Site icon Rojnameya Newroz

MEZDEKÇİLİK- 6.YÜZYILDA MÜLK DÜŞMANI BİR HAREKET/BEKİR CAN BAŞEĞMEZ

“(…) insanların kendi aralarında ürünleri eşit şekilde paylaşması gerekir. Mal varlığında eşitsizlik, insanlar arasında insafsız bir üstünlüğü meydana getirir…”

“Zenginlerin ellerine bulundurduğu fazla olan malların alınarak, ihtiyacı olan yoksullara geri verilmesi gerekir.”

Yukarıdaki satırlar, Komünist Manifesto’dan veya herhangi bir sosyalist/komünist yazından alıntılar değil, günümüzde; Alevilik, Bektaşilik, Sufilik olarak adlandırdığımız “felsefelerin” kökenlerine, yani Mezdekçiliğe ait ilkelerdir.

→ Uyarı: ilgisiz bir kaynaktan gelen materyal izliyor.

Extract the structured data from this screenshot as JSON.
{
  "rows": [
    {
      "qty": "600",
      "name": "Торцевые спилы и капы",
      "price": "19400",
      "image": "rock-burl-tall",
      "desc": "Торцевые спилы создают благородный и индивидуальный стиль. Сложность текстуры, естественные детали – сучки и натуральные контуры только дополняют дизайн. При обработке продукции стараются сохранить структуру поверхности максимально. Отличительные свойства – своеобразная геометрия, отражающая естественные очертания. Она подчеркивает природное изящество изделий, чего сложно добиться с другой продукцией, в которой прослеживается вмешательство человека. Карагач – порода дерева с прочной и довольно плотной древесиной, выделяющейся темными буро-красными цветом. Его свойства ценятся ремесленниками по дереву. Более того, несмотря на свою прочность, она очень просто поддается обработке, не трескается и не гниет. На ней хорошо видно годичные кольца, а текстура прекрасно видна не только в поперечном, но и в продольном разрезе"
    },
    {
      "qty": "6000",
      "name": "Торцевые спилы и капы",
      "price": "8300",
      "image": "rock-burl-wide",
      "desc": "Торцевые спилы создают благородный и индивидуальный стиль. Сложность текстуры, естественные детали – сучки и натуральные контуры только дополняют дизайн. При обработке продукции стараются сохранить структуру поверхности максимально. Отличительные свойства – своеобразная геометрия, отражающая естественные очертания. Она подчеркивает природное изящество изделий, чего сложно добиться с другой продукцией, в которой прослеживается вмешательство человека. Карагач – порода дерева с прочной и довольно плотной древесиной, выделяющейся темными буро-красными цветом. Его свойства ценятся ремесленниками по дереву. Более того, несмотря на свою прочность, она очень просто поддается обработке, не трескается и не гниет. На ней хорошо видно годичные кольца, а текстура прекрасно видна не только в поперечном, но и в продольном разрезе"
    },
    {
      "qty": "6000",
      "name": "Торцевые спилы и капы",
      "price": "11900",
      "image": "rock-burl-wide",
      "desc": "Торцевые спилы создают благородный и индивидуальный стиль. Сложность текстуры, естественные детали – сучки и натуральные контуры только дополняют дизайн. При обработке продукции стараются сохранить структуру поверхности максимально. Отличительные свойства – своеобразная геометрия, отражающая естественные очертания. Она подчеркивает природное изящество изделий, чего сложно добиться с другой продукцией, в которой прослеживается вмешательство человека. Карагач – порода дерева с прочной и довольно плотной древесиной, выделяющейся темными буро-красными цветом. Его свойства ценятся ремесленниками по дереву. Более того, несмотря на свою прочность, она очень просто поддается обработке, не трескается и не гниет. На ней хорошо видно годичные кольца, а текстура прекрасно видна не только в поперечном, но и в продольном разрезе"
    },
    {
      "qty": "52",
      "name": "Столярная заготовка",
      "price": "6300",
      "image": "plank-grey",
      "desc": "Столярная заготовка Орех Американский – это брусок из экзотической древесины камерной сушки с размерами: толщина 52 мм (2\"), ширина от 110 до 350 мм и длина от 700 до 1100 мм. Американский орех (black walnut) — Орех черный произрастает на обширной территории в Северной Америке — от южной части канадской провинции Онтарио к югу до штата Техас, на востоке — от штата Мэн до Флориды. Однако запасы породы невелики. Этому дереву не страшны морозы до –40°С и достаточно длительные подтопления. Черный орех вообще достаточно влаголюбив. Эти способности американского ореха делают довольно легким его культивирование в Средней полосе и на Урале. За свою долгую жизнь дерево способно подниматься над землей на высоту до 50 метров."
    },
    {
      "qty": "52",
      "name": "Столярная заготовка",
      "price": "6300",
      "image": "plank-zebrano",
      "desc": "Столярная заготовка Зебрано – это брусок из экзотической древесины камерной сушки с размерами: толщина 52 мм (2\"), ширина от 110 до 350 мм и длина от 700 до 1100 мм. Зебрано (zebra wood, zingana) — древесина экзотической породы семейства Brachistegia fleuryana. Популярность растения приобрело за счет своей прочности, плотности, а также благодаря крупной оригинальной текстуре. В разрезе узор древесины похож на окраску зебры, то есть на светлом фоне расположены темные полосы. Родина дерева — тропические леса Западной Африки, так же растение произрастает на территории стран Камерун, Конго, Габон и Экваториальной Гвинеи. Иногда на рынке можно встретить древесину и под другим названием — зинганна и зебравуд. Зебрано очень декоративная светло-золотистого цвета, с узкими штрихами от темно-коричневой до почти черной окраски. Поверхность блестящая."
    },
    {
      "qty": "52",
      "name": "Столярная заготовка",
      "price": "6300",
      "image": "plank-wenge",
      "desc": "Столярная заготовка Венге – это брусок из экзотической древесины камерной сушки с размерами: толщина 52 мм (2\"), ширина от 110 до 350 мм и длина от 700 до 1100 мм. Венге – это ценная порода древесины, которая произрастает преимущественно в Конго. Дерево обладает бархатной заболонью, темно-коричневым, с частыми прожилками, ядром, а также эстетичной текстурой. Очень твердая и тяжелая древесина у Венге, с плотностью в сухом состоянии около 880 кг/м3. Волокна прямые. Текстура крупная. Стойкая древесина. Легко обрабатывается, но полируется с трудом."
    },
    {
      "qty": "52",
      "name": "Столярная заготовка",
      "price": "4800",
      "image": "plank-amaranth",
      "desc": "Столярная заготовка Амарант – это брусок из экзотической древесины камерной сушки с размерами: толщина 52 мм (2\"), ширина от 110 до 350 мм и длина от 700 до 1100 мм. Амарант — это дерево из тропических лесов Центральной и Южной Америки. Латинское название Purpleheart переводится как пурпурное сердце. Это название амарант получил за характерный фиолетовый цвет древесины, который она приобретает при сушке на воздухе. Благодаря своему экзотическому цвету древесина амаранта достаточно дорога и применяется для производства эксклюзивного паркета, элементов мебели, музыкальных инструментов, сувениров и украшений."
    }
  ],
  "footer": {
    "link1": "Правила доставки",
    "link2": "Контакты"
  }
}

Kökeni, 6. yüzyılda İran Sassanid iktidarına başkaldırıya dayanan Mezdek İsyanı, aynı zamanda Ortadoğu’daki diğer halk hareketlerinin esin kaynağıdır.

Ancak konumuz hakkında ya da diğer Ortadoğu ülkelerinin tarihi hakkında birinci elden bilgi edinmeye kalkışırsak, her zaman, egemenlerin tarih yazıcılarının elinden çıkmış, muhteşem bir saray hayatı ve kralların saltanatının göz kamaştırıcılığıyla karşı karşıya kalırız.

Durum böyle olunca, birinci elden kaynak bulmak mümkün değildir. Var olan kaynaklar da, üçüncü elden ve Arapça kökenlidir. Konu hakkında bizlere, egemenlerin tarafından bakarak da olsa bilgi veren isimler; As Sahrastani, İbn Muqaffa, Firdevsi ve Al Biruni’dir.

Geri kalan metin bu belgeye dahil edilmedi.